The Alberta government has announced that it is extending loan support to the Orphan Well Association (OWA) of up to $100 million, money the province says will help speed up reclamation efforts and create new jobs in the oil services sector.

With the majority of orphaned oil and gas wells and related infrastructure being located in rural Alberta, including in this region, cleaning up the serious environmental damage left over from decades of petroleum industry activities is certainly necessary.

Orphan wells are facilities that no longer have any legally responsible and/or financially able party to conduct abandonment and reclamation responsibilities.

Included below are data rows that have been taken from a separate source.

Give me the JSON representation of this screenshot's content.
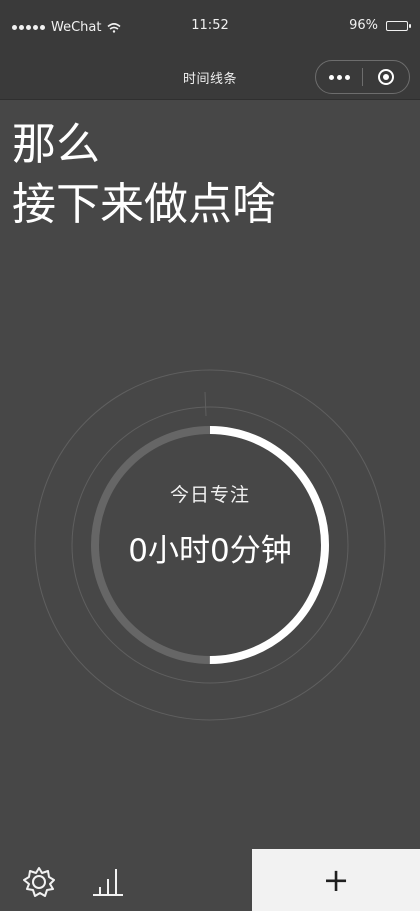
{
  "status_bar": {
    "carrier": "WeChat",
    "time": "11:52",
    "battery_percent": "96%",
    "battery_level": 0.96,
    "signal_dots": 5
  },
  "nav": {
    "title": "时间线条"
  },
  "heading": {
    "line1": "那么",
    "line2": "接下来做点啥"
  },
  "focus": {
    "label": "今日专注",
    "value": "0小时0分钟",
    "progress_fraction": 0.5,
    "colors": {
      "progress": "#ffffff",
      "track": "#666666",
      "guide_ring": "#5f5f5f"
    }
  },
  "bottom": {
    "add_label": "+"
  },
  "icons": {
    "wifi": "wifi-icon",
    "battery": "battery-icon",
    "more": "more-dots-icon",
    "close_target": "target-icon",
    "settings": "gear-icon",
    "stats": "bar-chart-icon",
    "add": "plus-icon"
  },
  "colors": {
    "background": "#474747",
    "header": "#3a3a3a",
    "text": "#ffffff",
    "add_button": "#f2f2f2"
  }
}
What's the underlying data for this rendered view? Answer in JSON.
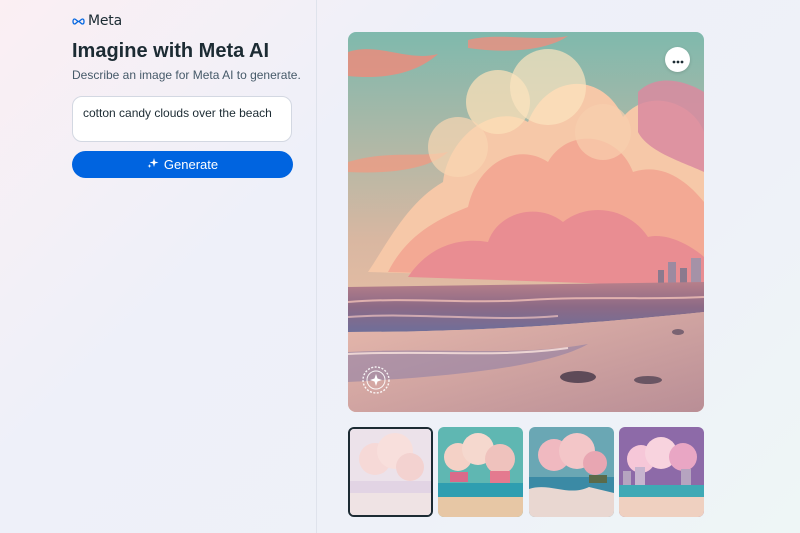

The OWA is an independent non-profit organization that is mandated to safely decommission orphan oil and gas wells, pipelines and production facilities. Its funding comes primarily from the upstream oil and gas industry through levies administered by the Alberta Energy Regulator.

For his part, the premier says having taxpayers support the orphaned well cleanup effort is in everyone’s best interest.

“This taxpayer investment will create good-paying jobs while improving the environment,” said Premier Jason Kenney. “Actions like this will help get Albertans back to work.”

Minister of Energy Sonya Savage echoed Kenney’s comments, saying, “This loan will increase economic activity across our province and it is an important step in addressing the pressing issue of oil and gas liabilities, particularly in rural Alberta.”

The new loan guarantee will mean about 1,000 wells will be decommissioned, and a start will be made on more than 1,000 environmental site assessments for reclamation.

“By staying on top of the orphaned well inventory, we’re helping to ensure a sustainable energy industry in Alberta,” said Lars De Pauw, executive director of the OWA.

Decades of oil and gas activities in Alberta has created vast wealth for companies and billions of dollars in royalties for the province.

Unfortunately those same activities have also come with a cost in terms of environmental damage. Hopefully this new taxpayer loan funding will prove worthwhile in helping with the necessary cleanup.

Dan Singleton is an editor with the Mountain View Albertan.